Difficult times indeed for believers, difficulties hardly overcome by a cable TV miniseries or a new pope. Mead, a non-Catholic, is very aware of how the erosion of faith affects those beyond Pope Francis’ flock, having earlier written that Protestant denominations:
are suffering from the same troubles that afflict the Church of Rome.  . . Textual criticism has challenged traditional views about the antiquity, accuracy and authority of the scriptures. The social consequences of cheap and easy birth control have opened a rift between traditional religious teachings about human sexuality and the ideas and behavior of many people in the West. The consumer society and the mass media associated with it constantly pull people, perhaps especially young people, away from Christian ideas even as an increasingly secular civil society pushes religion off to the side of the public square.
Mead identifies the New York Times specifically as a place “where hostility to all things Roman Catholic is a longstanding tradition,” singling out the paper’s Frank Bruni and his article, “The Wages of Celibacy:”
Bruni’s discussion of celibacy omits any possible benefits that might flow from this way of life. . . For millions of Catholic and Orthodox monks, priests and nuns down through the centuries, [celibacy] was a choice that they consciously made.
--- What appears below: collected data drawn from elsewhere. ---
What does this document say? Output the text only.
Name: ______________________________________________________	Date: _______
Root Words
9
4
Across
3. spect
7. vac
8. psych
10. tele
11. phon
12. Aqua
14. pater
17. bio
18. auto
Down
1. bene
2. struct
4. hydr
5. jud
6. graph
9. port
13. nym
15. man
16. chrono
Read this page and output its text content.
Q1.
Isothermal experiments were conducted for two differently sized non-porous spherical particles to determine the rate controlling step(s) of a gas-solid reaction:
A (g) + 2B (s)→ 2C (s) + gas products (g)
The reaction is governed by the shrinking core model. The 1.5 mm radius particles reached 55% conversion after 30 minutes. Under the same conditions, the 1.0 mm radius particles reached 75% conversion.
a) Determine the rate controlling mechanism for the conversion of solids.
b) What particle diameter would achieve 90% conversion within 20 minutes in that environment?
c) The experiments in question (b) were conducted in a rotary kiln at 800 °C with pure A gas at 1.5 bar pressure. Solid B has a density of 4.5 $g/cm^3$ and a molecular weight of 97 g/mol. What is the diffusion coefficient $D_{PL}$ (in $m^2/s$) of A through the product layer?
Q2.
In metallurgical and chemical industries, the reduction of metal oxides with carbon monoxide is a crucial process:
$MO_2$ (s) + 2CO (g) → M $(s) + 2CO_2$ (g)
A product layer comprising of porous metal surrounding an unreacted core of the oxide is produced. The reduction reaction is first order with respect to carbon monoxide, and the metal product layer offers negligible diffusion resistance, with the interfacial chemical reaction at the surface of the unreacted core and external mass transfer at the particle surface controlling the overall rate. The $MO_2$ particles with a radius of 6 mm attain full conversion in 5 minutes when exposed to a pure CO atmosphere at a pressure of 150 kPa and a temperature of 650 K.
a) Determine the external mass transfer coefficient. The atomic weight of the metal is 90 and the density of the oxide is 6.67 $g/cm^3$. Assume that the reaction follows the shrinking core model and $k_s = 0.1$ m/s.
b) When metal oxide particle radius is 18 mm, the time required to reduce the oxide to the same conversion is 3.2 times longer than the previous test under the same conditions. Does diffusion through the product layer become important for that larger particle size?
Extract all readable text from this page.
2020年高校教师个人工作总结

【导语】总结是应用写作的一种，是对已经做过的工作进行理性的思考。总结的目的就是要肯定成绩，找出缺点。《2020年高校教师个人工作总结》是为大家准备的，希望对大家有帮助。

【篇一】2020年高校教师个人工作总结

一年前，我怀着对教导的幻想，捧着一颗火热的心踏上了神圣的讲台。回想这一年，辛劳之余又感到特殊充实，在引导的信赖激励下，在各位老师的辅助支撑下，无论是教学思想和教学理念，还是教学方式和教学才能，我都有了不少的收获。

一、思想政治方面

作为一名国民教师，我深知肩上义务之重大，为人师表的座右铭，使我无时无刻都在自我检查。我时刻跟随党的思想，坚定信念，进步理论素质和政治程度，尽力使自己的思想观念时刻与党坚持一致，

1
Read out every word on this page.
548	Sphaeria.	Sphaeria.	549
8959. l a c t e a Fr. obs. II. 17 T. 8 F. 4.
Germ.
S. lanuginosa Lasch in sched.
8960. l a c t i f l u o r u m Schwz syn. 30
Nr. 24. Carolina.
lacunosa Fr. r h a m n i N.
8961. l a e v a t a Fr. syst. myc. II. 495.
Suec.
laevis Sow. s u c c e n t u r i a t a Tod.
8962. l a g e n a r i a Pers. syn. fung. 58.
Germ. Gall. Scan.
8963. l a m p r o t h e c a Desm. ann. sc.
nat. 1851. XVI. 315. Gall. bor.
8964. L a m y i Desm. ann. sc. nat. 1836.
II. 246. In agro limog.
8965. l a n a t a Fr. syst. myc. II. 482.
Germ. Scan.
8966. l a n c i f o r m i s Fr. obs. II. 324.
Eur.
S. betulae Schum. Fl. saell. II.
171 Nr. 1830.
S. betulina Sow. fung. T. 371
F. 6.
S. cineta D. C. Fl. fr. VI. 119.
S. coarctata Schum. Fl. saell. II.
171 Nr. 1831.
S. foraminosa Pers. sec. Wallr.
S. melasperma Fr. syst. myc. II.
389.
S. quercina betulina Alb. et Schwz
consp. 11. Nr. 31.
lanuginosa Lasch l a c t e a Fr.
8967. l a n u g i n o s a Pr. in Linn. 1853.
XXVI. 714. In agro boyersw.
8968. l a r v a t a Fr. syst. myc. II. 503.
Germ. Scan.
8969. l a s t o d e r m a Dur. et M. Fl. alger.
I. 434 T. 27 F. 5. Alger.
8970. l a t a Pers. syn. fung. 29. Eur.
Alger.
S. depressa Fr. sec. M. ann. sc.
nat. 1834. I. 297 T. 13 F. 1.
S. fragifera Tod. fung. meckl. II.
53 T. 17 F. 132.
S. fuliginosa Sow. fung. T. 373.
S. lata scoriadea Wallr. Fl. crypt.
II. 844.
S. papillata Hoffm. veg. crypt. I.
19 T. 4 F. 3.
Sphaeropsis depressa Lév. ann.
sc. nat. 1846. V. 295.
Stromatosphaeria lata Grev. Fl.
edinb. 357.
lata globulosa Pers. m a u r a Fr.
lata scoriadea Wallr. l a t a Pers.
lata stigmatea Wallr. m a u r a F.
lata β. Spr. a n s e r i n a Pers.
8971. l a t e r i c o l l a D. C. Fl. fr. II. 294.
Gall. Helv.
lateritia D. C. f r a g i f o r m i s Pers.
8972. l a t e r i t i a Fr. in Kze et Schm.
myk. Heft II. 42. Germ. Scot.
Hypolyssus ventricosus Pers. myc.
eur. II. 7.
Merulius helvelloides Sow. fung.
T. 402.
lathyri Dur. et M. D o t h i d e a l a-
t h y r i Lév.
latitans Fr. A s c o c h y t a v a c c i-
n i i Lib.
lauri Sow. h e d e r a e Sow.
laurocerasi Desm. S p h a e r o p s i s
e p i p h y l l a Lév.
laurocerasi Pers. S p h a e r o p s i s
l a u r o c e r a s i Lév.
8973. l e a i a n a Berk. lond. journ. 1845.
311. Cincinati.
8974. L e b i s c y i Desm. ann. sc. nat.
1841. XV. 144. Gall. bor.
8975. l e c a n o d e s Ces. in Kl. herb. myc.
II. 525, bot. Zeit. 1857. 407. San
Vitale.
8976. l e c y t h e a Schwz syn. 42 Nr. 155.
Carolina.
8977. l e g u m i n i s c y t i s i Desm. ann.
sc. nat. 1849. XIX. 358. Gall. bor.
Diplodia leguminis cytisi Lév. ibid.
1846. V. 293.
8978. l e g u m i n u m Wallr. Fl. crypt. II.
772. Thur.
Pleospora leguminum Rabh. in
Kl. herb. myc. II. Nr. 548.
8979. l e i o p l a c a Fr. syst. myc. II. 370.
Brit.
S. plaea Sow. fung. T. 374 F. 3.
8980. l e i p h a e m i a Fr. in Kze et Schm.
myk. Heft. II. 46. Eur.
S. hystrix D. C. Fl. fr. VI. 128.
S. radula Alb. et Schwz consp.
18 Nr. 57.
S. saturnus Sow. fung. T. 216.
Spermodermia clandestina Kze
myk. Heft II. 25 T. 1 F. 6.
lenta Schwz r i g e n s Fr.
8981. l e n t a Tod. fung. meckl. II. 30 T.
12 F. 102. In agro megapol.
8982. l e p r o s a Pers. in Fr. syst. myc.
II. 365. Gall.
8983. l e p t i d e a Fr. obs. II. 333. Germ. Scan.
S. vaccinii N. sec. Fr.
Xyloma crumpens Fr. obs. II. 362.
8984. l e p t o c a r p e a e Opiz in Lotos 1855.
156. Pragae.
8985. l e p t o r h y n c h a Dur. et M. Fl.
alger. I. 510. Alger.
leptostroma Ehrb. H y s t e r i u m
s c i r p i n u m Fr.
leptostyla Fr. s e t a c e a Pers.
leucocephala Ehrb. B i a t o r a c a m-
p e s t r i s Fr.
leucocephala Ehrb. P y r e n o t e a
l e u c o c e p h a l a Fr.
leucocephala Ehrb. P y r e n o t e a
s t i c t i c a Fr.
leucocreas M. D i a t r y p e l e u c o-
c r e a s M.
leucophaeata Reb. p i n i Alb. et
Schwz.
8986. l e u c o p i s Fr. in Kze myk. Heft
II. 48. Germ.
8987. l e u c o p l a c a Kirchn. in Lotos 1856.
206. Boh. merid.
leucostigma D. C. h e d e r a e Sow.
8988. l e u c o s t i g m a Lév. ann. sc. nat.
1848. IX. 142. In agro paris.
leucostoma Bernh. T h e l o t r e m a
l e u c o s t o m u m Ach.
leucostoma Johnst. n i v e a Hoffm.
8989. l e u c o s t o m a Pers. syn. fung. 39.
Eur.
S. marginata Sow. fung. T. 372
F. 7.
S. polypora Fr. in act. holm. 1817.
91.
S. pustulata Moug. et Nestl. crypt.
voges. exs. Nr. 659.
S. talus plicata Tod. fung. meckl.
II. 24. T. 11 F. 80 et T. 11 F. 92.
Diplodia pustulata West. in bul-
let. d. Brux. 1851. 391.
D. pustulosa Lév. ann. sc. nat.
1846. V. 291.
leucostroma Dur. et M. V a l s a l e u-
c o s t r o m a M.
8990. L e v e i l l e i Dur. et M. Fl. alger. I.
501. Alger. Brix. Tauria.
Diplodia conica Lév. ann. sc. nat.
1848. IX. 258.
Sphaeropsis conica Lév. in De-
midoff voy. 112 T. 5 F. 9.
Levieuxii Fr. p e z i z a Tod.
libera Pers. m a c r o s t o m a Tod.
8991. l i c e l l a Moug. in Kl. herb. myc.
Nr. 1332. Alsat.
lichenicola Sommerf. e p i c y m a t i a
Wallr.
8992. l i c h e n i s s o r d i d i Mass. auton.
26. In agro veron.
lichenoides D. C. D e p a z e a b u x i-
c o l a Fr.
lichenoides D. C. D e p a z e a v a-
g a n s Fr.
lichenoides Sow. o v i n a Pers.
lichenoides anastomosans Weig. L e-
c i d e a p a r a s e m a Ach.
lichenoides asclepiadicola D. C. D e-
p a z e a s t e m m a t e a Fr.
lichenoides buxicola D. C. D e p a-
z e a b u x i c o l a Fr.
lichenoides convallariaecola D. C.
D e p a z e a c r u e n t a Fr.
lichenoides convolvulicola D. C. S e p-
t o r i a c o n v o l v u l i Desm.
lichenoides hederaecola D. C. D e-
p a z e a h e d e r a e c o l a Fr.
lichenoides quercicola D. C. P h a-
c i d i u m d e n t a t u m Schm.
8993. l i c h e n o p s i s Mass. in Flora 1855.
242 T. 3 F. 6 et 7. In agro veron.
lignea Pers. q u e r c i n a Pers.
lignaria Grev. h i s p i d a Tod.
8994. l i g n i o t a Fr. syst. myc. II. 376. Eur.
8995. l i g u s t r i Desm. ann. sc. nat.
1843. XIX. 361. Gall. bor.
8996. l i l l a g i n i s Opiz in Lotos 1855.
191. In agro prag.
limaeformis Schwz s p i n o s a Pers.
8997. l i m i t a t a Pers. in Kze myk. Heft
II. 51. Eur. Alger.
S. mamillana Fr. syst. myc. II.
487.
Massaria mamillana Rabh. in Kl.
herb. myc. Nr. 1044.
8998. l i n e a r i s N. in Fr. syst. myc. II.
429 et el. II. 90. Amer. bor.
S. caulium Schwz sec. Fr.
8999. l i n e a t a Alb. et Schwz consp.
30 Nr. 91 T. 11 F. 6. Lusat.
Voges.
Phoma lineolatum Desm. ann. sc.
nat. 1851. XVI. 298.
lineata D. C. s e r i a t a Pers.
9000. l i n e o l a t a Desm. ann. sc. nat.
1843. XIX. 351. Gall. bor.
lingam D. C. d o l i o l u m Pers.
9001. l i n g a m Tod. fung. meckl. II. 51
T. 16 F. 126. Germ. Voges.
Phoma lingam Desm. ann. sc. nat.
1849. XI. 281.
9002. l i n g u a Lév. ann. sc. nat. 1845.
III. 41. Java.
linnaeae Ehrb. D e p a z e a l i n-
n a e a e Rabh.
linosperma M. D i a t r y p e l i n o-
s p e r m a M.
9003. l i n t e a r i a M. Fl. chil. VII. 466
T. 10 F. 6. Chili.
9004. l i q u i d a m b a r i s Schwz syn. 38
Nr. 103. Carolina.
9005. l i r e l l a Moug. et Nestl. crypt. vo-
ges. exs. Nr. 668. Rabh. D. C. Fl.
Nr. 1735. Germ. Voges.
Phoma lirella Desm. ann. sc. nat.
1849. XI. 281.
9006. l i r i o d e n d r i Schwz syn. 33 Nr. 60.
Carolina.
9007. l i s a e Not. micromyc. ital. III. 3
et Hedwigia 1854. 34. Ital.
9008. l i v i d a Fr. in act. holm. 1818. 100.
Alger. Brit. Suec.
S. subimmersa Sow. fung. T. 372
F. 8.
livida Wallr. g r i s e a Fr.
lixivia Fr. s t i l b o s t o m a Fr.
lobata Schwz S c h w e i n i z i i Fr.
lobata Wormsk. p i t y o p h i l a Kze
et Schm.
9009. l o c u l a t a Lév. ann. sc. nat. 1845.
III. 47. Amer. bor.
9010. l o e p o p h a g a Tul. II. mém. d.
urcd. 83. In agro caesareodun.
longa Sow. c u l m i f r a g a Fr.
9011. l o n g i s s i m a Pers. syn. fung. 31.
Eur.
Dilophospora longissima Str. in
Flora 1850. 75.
They felt called to sacrifice earthly ties to deepen their relationship with God and to focus exclusively on serving him rather than tending families on earth.
As Mead says,
many great scholars and philosophers have [with Bruni] held [that] God either doesn’t exist or is so much in the background of things that he might as well not be there at all. Satisfaction is to be sought in the here and now; this life on earth offers all we need . . . Forget . . . mystical unions with Christ, forget the ecstasies of the saints, the Beatific Vision, the dream of fulfilling your life by picking up your cross and following Christ as closely as you can. Find an age-appropriate spouse of whatever gender works for you, and lead the rich and satisfying life of an upper middle class professional who enjoys the newspaper of record, and try not to think about old age, death, or anything else that suggests that the natural order is either incomplete or flawed.
That’s the view from Bruni, the New York Times, and much of our national elite. But even if you don’t relate in any way to organized religion, the challenge remains of finding meaning in life beyond an all-too-transitory pursuit of what feels good. Listen to Arthur Brooks, president of the conservative American Enterprise Institute:
Defending a healthy culture of family, community and work does not mean imposing an alien "bourgeois" morality on others. It is to recognize what people need to be happy and successful—and what is most missing today in the lives of too many poor people.
While the national elite mostly preaches a secular culture vividly portrayed by Hollywood, it's the poor who suffer most under Hollywood's value system.  Perhaps Pope Francis truly does offer hope in a largely poor and value-challenged world.